Lettre C du Challenge ABC 2008

Quel classique plus renommé que l’Ingénieux Hidalgo Don Quichotte de la Manche, publié en Espagne en 1605, qui allait inventer le style dit « roman picaresque » et inspirer des dizaines d’écrivains à sa suite ?

Pour autant, ce n’est pas un roman facile à lire, avec ses nombreuses histoires imbriquées. Le héros n’est guère attachant non plus. Imaginez un gentilhomme vivant dans son village, la cinquantaine, « de forte complexion, sec de corps et maigre de visage », dont le cerveau a été sérieusement dérangé par la lecture assidue de romans de chevalerie. C’est décidé, il ressuscitera l’ordre éteint des chevaliers errants, l’allure suffisamment miteuse pour hériter du surnom de « Chevalier de la Triste Figure », la folie suffisamment contagieuse pour enrôler comme écuyer le brave Sancho Pança sur la vague promesse d’un royaume (ou, à la rigueur, d’une île).
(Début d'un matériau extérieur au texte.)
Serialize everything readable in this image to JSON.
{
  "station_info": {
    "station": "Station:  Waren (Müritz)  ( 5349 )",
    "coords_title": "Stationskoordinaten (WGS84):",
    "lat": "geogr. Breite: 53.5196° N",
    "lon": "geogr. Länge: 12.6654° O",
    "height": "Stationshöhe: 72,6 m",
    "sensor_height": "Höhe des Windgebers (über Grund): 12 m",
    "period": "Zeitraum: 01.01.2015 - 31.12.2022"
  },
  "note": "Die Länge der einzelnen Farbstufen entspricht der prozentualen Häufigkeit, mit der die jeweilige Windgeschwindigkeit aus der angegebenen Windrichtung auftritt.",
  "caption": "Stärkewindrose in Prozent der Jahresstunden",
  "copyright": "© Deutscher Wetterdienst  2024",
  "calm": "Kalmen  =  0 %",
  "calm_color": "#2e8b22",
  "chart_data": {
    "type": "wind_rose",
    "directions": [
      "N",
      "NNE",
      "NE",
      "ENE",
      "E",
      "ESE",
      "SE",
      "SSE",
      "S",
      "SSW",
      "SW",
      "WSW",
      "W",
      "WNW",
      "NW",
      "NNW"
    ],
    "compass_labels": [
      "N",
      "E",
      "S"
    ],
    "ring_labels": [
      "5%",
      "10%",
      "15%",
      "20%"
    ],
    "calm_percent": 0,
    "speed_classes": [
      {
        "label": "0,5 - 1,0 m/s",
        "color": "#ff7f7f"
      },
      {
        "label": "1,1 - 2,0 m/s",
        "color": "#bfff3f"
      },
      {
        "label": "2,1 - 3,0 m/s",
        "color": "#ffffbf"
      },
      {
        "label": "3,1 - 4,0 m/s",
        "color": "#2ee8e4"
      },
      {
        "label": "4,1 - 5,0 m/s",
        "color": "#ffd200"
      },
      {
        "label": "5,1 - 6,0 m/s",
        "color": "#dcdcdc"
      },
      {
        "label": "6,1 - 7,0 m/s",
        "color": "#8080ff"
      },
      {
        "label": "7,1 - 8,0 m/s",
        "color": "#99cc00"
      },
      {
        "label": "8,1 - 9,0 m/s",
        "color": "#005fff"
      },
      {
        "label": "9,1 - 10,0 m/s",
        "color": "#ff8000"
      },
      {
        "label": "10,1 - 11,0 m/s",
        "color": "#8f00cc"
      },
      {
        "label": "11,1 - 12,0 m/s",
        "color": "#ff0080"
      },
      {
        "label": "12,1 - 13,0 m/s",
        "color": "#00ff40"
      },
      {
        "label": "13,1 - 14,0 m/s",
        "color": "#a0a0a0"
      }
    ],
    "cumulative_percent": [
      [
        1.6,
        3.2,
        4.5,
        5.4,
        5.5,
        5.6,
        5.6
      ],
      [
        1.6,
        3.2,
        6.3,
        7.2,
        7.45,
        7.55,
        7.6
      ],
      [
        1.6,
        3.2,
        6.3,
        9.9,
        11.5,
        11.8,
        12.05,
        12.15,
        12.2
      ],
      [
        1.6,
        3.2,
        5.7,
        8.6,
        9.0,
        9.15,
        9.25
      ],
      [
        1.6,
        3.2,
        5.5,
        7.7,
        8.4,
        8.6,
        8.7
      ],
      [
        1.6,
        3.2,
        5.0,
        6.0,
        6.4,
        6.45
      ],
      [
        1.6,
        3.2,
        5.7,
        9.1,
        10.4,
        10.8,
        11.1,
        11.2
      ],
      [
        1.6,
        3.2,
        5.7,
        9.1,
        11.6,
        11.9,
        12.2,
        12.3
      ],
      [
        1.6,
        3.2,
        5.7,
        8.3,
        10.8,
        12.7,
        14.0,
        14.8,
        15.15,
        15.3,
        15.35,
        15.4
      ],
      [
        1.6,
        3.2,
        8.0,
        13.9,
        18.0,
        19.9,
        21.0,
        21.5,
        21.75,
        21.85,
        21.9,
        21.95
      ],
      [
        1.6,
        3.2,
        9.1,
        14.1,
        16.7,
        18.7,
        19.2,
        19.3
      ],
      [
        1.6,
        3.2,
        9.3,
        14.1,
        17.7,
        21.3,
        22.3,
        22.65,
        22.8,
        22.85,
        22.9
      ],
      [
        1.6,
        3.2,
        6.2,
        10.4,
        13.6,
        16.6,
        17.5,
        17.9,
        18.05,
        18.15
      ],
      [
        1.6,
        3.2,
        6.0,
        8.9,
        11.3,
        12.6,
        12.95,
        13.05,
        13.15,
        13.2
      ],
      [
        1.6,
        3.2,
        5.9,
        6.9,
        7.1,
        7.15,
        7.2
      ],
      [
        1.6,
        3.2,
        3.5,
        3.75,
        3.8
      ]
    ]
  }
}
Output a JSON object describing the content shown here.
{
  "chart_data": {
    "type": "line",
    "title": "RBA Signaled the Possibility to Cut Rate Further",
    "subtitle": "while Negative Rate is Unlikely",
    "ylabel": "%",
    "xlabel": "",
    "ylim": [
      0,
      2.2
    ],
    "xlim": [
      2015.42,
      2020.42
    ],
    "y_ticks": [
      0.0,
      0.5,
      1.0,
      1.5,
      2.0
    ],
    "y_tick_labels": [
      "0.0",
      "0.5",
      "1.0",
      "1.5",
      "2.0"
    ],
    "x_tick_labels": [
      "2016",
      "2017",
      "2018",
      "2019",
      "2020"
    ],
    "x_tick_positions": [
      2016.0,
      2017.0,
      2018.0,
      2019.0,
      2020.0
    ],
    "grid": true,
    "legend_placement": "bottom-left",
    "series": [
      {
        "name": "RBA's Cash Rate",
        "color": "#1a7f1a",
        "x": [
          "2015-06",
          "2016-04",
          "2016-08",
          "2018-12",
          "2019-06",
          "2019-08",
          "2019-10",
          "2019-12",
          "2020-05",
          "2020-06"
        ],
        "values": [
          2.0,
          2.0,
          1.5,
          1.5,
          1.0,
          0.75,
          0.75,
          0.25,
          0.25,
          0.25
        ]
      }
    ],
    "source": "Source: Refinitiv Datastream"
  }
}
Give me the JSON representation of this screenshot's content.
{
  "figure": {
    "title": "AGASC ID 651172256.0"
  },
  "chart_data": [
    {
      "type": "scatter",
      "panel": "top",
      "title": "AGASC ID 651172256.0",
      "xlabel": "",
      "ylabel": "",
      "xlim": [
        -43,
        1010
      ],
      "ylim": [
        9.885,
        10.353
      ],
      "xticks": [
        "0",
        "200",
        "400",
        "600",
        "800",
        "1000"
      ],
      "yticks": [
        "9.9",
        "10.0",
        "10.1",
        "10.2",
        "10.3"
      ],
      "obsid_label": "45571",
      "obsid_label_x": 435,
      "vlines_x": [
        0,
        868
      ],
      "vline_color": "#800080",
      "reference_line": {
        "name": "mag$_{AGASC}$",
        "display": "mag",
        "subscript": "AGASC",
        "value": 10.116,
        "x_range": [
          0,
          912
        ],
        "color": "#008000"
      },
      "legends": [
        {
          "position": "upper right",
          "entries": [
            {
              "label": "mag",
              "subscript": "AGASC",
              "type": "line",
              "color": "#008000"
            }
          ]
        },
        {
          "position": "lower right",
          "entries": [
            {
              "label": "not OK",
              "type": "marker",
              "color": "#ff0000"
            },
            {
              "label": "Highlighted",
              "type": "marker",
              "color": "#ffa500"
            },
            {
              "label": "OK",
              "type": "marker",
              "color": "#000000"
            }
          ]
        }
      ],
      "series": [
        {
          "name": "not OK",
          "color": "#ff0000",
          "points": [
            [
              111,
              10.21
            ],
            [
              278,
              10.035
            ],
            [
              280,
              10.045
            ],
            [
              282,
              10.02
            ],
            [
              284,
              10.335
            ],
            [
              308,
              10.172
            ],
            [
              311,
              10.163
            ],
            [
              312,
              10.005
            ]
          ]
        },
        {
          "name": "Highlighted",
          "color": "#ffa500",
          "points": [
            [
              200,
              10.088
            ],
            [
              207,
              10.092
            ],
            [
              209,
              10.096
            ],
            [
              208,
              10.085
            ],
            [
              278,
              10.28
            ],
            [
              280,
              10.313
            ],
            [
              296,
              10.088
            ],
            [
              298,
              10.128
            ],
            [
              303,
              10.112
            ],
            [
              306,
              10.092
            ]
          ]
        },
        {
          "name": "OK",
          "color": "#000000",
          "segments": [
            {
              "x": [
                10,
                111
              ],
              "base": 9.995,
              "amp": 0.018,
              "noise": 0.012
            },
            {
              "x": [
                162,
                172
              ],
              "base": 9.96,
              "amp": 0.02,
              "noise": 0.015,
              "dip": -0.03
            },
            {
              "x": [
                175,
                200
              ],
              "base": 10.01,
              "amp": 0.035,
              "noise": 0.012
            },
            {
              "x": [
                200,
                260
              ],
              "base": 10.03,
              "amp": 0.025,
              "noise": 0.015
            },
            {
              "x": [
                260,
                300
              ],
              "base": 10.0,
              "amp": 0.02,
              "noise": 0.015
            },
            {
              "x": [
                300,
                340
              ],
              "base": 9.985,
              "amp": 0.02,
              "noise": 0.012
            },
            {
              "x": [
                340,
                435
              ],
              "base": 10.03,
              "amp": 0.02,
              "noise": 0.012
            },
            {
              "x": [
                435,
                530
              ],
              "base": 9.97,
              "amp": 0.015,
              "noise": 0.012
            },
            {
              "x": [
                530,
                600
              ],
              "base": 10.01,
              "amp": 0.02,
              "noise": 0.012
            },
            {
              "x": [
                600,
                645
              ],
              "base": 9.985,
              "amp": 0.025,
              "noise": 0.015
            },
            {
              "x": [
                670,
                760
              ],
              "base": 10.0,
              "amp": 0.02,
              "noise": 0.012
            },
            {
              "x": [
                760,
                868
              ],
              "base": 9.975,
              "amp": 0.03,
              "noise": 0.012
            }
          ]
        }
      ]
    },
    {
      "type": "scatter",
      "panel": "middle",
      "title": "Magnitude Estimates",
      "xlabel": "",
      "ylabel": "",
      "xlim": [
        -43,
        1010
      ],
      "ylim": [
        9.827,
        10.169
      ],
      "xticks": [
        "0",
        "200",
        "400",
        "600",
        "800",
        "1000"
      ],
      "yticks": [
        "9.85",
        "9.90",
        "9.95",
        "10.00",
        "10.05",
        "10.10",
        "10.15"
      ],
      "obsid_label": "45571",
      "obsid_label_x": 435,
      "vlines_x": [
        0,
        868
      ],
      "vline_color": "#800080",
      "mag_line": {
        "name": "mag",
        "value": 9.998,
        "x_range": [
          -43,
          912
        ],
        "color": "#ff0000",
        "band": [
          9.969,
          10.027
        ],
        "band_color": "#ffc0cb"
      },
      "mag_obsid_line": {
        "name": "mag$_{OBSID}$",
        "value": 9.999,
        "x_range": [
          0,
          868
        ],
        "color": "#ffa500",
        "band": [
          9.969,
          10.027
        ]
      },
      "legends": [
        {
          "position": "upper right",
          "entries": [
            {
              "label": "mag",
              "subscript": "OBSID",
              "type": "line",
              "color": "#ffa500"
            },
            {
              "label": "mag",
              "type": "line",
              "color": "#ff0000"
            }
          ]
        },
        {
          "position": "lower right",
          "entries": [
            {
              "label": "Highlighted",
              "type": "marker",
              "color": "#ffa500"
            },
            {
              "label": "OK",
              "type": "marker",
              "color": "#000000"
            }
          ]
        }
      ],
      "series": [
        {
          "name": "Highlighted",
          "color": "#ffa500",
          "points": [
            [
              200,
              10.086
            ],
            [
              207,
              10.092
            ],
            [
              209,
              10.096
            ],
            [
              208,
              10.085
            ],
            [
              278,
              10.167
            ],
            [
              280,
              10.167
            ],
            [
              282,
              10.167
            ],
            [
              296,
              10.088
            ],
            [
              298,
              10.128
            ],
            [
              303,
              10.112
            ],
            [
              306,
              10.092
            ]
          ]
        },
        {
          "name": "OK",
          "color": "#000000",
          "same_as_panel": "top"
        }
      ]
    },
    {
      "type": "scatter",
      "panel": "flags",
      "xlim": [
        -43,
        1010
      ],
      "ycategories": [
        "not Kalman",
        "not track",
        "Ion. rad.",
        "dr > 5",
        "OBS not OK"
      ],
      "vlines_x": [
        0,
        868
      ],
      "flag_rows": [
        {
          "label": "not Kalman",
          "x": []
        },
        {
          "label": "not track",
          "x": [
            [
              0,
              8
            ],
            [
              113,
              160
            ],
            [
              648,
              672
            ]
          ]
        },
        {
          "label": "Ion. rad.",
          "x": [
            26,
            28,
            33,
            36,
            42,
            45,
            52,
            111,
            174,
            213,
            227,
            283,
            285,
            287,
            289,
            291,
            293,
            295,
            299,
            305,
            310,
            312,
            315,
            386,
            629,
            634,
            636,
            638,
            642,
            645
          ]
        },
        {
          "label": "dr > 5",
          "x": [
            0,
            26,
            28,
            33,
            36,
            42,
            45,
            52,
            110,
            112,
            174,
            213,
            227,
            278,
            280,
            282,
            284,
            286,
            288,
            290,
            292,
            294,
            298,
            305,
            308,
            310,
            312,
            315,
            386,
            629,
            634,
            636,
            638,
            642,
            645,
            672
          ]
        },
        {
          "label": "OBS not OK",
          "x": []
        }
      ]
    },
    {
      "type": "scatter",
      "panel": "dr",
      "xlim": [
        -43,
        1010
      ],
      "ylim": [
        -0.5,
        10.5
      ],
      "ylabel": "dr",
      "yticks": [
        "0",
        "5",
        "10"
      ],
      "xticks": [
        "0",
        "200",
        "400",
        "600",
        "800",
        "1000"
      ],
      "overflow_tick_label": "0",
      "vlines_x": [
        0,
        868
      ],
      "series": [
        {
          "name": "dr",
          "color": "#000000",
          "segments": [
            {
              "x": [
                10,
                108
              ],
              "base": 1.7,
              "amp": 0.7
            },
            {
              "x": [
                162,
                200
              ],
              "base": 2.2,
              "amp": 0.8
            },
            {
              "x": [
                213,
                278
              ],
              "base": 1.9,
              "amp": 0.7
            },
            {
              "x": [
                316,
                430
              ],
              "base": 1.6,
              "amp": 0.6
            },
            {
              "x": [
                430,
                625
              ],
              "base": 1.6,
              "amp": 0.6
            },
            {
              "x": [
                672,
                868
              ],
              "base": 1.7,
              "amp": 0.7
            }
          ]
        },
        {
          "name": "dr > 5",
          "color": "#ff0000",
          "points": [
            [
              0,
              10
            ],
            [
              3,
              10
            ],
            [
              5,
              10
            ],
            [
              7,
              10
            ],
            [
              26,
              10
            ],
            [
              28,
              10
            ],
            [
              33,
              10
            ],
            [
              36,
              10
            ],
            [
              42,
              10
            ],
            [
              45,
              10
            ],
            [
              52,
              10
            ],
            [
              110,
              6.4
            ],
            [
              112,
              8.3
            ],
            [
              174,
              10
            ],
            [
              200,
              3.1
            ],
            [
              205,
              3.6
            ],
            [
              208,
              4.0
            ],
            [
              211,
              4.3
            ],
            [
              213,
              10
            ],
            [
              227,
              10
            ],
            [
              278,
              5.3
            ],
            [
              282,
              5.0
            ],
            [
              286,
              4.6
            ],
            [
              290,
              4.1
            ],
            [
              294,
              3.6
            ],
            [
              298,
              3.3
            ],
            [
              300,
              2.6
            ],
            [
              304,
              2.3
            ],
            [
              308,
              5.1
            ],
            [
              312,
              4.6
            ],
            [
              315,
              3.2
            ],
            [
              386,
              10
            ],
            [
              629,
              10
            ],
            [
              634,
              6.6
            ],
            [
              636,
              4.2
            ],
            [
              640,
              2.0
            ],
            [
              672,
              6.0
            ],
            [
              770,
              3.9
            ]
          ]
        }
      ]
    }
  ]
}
Personnage ridicule, ne suscitant que la pitié, il passe son temps à se faire battre par ses maladresses.

Il faut donc savoir que le temps que notre susdit gentilhomme était oisif (qui était la plupart de l’année), il s’adonnait à lire des livres de chevalerie avec tant d’affection et de goût qu’il oublia quasi entièrement l’exercice de la chasse et même l’administration de ses biens, et passa si avant sa curiosité et folie et cela qu’il vendit plusieurs minots de terre de froment pour acheter des livres de chevalerie, et ainsi en porta à la maison autant qu’il en put trouver ; mais, d’entre tous, pas un ne lui semblait si beau que ceux que composa le fameux Felician de Silva, parce que la clarté de leur prose et leurs raisons embrouillées étaient perles à ses yeux, et plus encore quand il venait à lire ces belles paroles d’amour et cartels de défi, là où en plusieurs endroits il trouvait écrit : La raison de la déraison qui se fait à ma raison de telle sorte affaiblit ma raison qu’avec raison je me plains de votre beauté ; et aussi quand il lisait : Les beaux cieux qui de votre divinité divinement vous fortifient avec les étoiles et vous rendent méritantedu mérite que mérite votre grandeur.
Avec ces belles raisons, le pauvre chevalier perdait le jugement, et se travaillait pour les entendre et en arracher le sens des entrailles, lequel n’eût pu tirer ni entendre Aristote même, s’il fût ressuscité à ce seul effet. [p. 68]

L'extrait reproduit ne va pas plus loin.